Kenyataan tersebut hanyalah salah satu dari beragam permasalahan yang menggelayut dalam sistem pendidikan di Indonesia. Banyaknya keluaran sistem pendidikan di Indonesia yang menggantungkan harapan pada penerimaan CPNS merupakan bukti bahwa kualitas SDM yang dihasilkan masih cukup rendah. Timbul pertanyaan kemudian mengenai proses mencetak keluaran tersebut. Pertanyaan tersebut tentu harus dijawab oleh institusi pendidikan selaku garda terdepan dalam sistem pendidikan di Indonesia. 

Namun, institusi pendidikan seakan belum mampu menjadi jawaban atas permasalahan tersebut. Mereka malah sibuk bersaing untuk bersolek agar dilirik pada saat pergantian tahun ajaran. Konsep persaingan antar institusi pendidikan untuk menyandang gelar favorit dan unggulan memunculkan opini bahwa sistem pendidikan kita telah mengarah ke arah persaingan bisnis. Institusi pendidikan berlomba-lomba meningkatkan mutunya baik itu mutu pelayanan, sarana, maupun mutu pendidikannya. Mereka juga menjalin kerjasama dengan penerbit-penerbit buku teks pelajaran yang ternama dengan maksud meningkatkan mutu proses pembelajarannya.  

Persaingan mungkin berimbas pada peningkatan mutu namun berimbas juga pada peningkatan biaya pendidikan. Institusi pendidikan berlabel favorit dan unggulan boleh jadi kini tinggalah impian bagi mereka yang kategori ekonominya menengah ke bawah. Biaya pendidikan yang semakin hari semakin mahal jelas bertentangan dengan tujuan pendidikan nasional yaitu mencerdaskan kehidupan bangsa. Ki Hadjar Dewantara pun menjelaskan bahwa pendidikan Indonesia haruslah pendidikan yang memerdekakan siswa. Pendidikan harus membimbing anak-anak agar menjadi orang-orang yang sungguh merdeka lahir dan batin. Namun, bagaimana pendidikannya dapat memerdekakan jika sistemnya masih menjajah mereka yang lemah? Model dan sistem pendidikan yang seperti ini tidak akan dapat memaksimalka tujuan hakiki pendidikan yaitu memanusiakan manusia.   
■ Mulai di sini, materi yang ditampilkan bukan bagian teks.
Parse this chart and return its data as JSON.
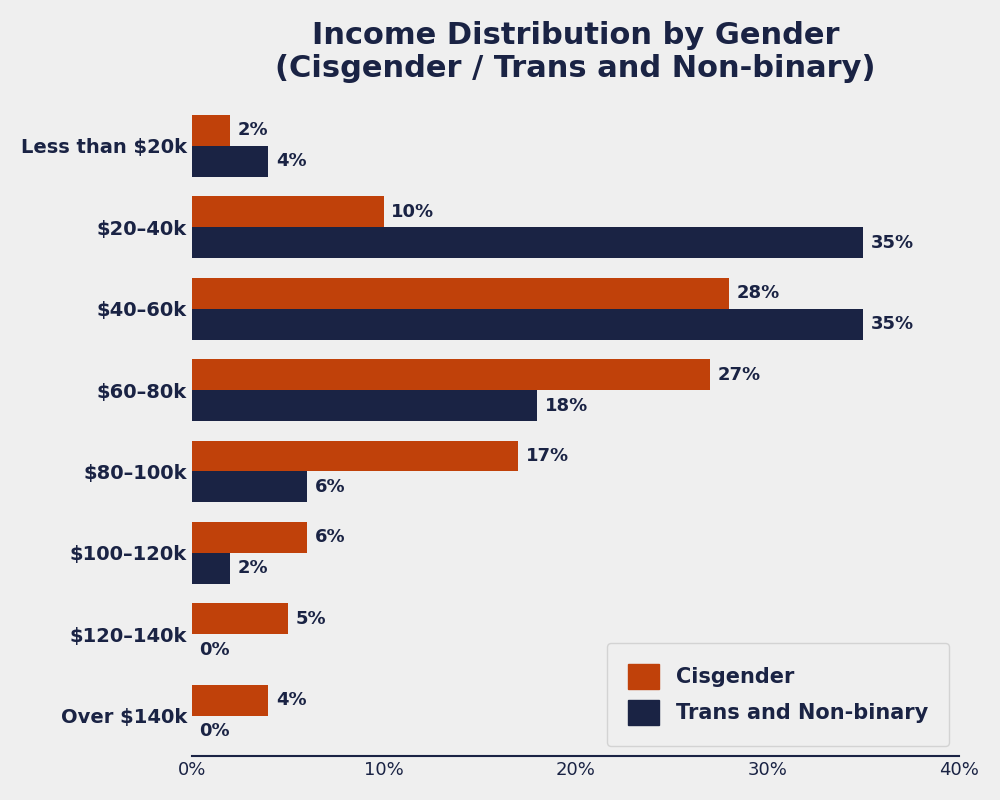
{
  "title": "Income Distribution by Gender\n(Cisgender / Trans and Non-binary)",
  "categories": [
    "Less than $20k",
    "$20–40k",
    "$40–60k",
    "$60–80k",
    "$80–100k",
    "$100–120k",
    "$120–140k",
    "Over $140k"
  ],
  "cisgender": [
    2,
    10,
    28,
    27,
    17,
    6,
    5,
    4
  ],
  "trans": [
    4,
    35,
    35,
    18,
    6,
    2,
    0,
    0
  ],
  "cisgender_color": "#c0410a",
  "trans_color": "#1a2344",
  "background_color": "#efefef",
  "title_color": "#1a2344",
  "label_color": "#1a2344",
  "bar_height": 0.38,
  "xlim": [
    0,
    40
  ],
  "xticks": [
    0,
    10,
    20,
    30,
    40
  ],
  "xtick_labels": [
    "0%",
    "10%",
    "20%",
    "30%",
    "40%"
  ],
  "title_fontsize": 22,
  "label_fontsize": 14,
  "tick_fontsize": 13,
  "value_fontsize": 13,
  "legend_fontsize": 15,
  "legend_entries": [
    "Cisgender",
    "Trans and Non-binary"
  ]
}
Permasalahan tidak hanya sampai di situ saja. Kualitas pendidikan yang diterima juga masih dapat dipertanyakan. Tenaga pengajar  dengan mudah menginstruksikan kepada si peserta didik untuk mencari materi pembelajaran lewat internet ketimbang mencari di buku. Dampaknya pun terlihat jelas dengan rendahnya minta baca dan lengangnya aktivitas edukatif di perpustakaan. Ibarat kata, dari seribu orang, hanya satu orang yang terinfeksi virus baca tersebut. Kebutuhan akan referensi juga menjadi semakin sulit dengan tidak adanya toko buku yang memadai. Jadi, jangan heran jika praktik copy-paste dan plagiat masih menjadi “andalan” untuk mengerjakan tugas. 
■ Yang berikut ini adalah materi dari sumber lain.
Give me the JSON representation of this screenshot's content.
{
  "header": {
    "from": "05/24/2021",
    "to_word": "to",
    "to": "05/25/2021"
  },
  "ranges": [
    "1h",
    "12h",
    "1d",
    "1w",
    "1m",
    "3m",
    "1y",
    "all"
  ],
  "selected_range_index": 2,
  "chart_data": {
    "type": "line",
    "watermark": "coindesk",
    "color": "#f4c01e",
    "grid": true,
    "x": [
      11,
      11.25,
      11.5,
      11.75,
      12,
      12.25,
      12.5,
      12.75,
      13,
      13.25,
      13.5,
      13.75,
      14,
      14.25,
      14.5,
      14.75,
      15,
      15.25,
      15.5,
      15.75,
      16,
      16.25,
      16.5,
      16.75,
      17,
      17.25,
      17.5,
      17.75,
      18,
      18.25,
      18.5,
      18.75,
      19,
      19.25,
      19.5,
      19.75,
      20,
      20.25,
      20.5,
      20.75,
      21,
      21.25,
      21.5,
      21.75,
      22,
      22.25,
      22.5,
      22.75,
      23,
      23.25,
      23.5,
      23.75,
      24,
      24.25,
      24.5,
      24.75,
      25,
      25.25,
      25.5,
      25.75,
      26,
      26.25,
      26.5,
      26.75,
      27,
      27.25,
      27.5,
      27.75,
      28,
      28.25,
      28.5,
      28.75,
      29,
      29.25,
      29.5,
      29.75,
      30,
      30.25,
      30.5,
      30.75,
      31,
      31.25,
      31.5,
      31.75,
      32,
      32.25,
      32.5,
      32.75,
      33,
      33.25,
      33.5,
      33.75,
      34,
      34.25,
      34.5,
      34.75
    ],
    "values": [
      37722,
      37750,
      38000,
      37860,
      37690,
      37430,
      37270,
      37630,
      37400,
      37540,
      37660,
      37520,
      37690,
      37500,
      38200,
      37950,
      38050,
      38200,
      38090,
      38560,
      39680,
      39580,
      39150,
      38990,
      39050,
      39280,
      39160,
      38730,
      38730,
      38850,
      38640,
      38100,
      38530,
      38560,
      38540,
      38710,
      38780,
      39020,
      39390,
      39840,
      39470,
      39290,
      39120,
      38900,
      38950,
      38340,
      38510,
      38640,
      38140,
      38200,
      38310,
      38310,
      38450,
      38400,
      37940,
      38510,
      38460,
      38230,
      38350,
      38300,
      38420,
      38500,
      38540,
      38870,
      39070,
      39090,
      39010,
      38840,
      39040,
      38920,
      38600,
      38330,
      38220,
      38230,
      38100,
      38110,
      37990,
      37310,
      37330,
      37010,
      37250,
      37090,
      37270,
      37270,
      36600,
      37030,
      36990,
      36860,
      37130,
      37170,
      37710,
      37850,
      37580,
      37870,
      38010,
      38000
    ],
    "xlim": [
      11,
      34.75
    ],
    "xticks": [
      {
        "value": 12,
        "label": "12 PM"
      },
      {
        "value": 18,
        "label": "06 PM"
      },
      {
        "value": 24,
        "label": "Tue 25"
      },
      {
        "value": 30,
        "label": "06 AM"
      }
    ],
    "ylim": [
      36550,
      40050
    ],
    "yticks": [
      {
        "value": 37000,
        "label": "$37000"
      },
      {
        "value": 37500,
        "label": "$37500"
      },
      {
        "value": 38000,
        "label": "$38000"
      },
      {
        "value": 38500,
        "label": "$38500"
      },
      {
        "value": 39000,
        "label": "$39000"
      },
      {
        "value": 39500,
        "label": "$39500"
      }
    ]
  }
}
Kualitas pendidikan menentukan mental si pengenyam pendidikan. Jika kualitas pendidikannya rendah, maka jangan berharap mental keluarannya akan baik. Parahnya, hal ini seakan dipelihara bahkan dibiarkan membudaya di lingkungan institusi pendidikan. Praktik copy-paste, dan plagiarisme sudah sedemikian terstruktur, sistematis, dan masif sehingga jaringannya ibarat jaringan sindikat mafia yang memiliki impunitas dan seakan tak tersentuh.           
Sekelumit permasalahan dalam dunia pendidikan di Indonesia merupakan tanggung jawab bersama untuk menyelesaikannya. Pemerintah memang merupakan pihak yang paling bertanggung jawab untuk menata kembali sistem pendidikan Indonesia menuju arah yang lebih baik. Namun, kita tidak selalu harus menunggu pemerintah untuk dapat andil dalam tujuan mencerdaskan kehidupan bangsa. Banyak sarana pendidikan alternatif yang bermunculan di tengah-tengah ketidakpastian arah pendidikan kita. Tentu saja ini adalah angin segar bagi dunia pendidikan Indonesia yang masih tertutup awan kelabu. 
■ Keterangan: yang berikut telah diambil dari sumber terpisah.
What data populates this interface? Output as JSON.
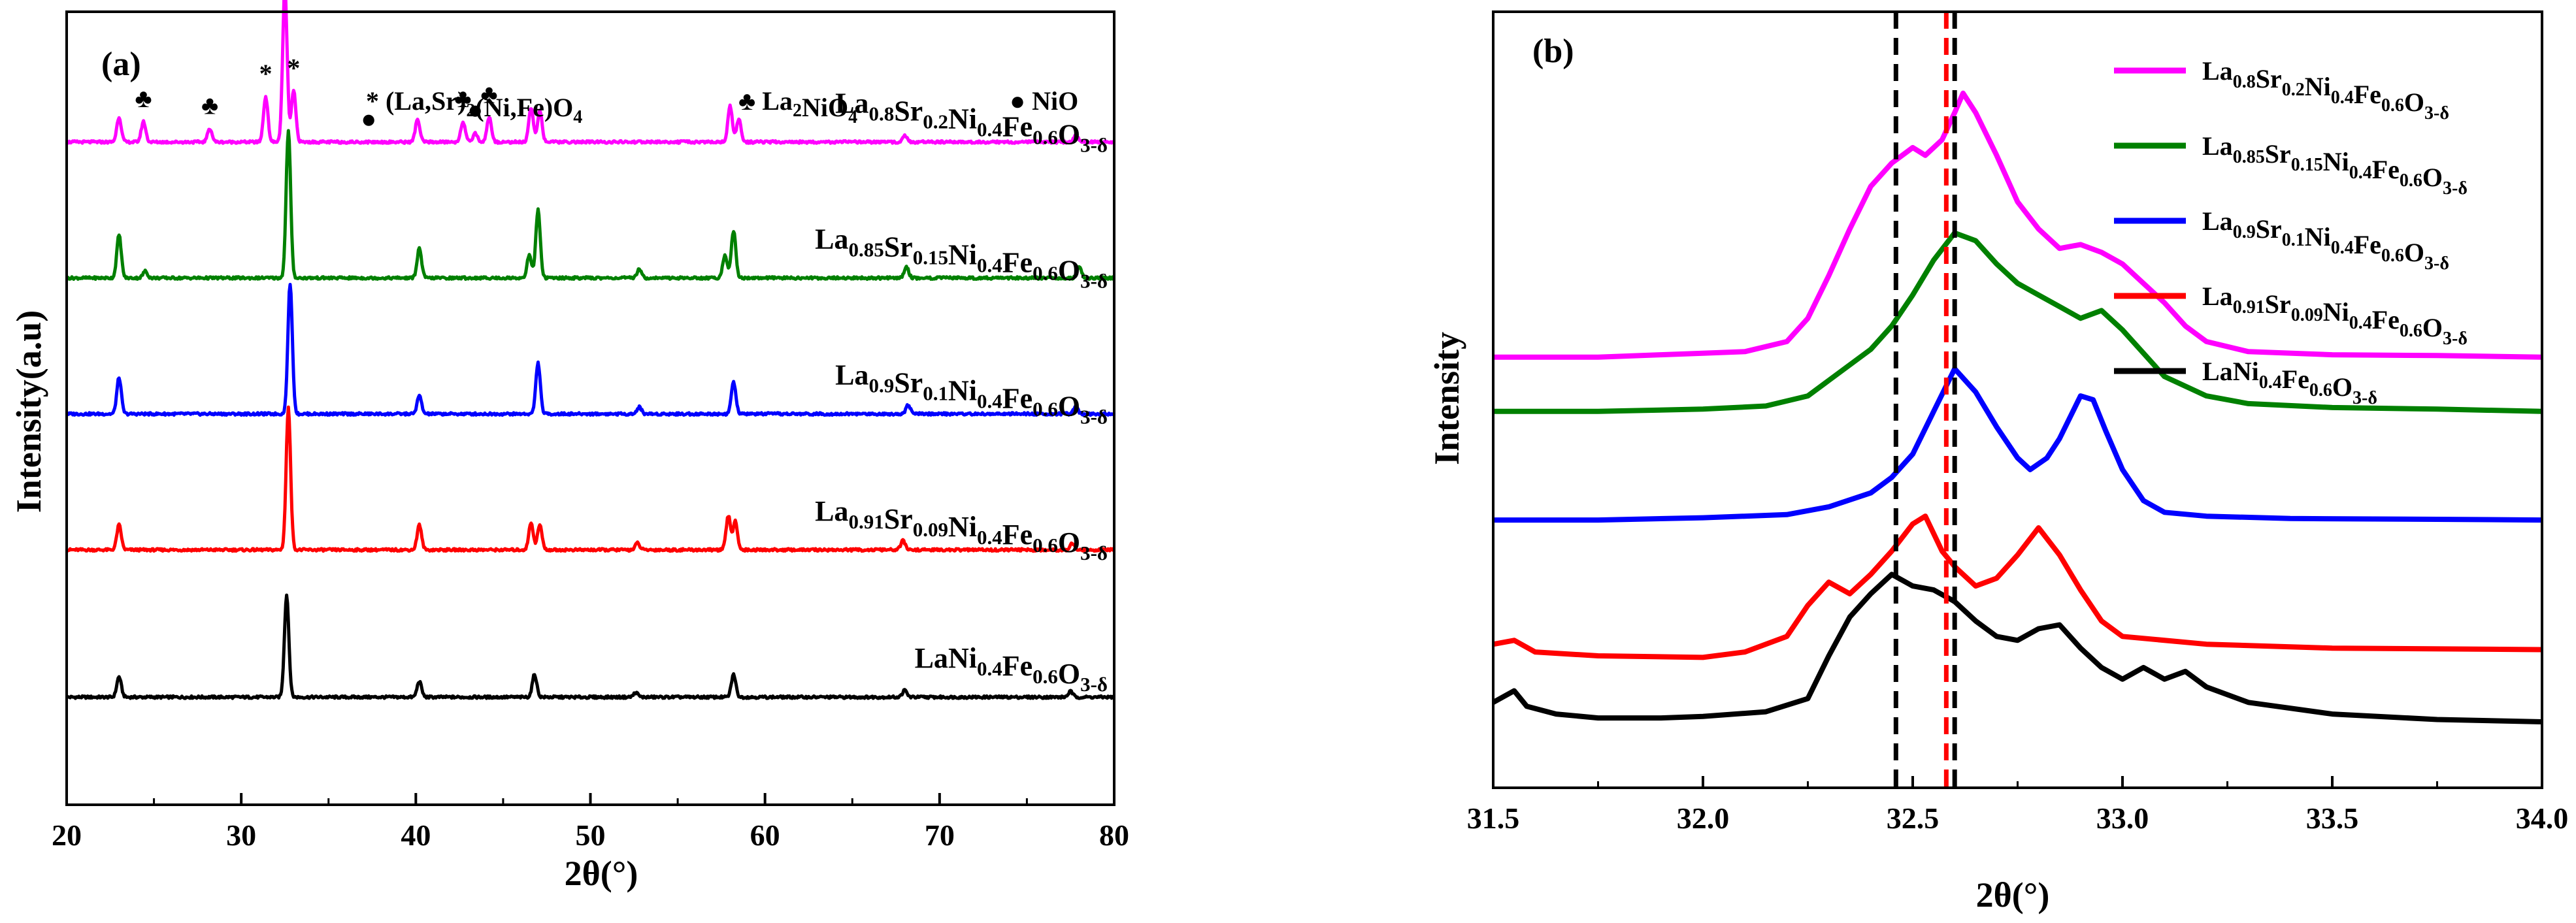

Momentum suksesi pemerintahan yang baru saja kita lewati, diharapkan menjadi titik balik bagi dunia pendidikan Indonesia menuju arah yang lebih baik. Wajah sistem pendidikan Indonesia yang diibaratkan “bopeng sebelah” saat ini adalah cambuk bagi semua pihak untuk turut andil dalam membangun kembali sistem pendidikan Indonesia yang menghasilkan keluaran yang siap menghadapi persaingan dan teruji kemampuannya. Apalagi saat ini sistem pendidikan Indonesia digadang-gadang berada di tangan sosok yang tepat. Jadi, mari berhenti mengumpat, mendiskreditkan, bahkan mencemooh untuk kemudian bersama mewujudkan sistem pendidikan Indonesia yang bersaing dan berkarakter.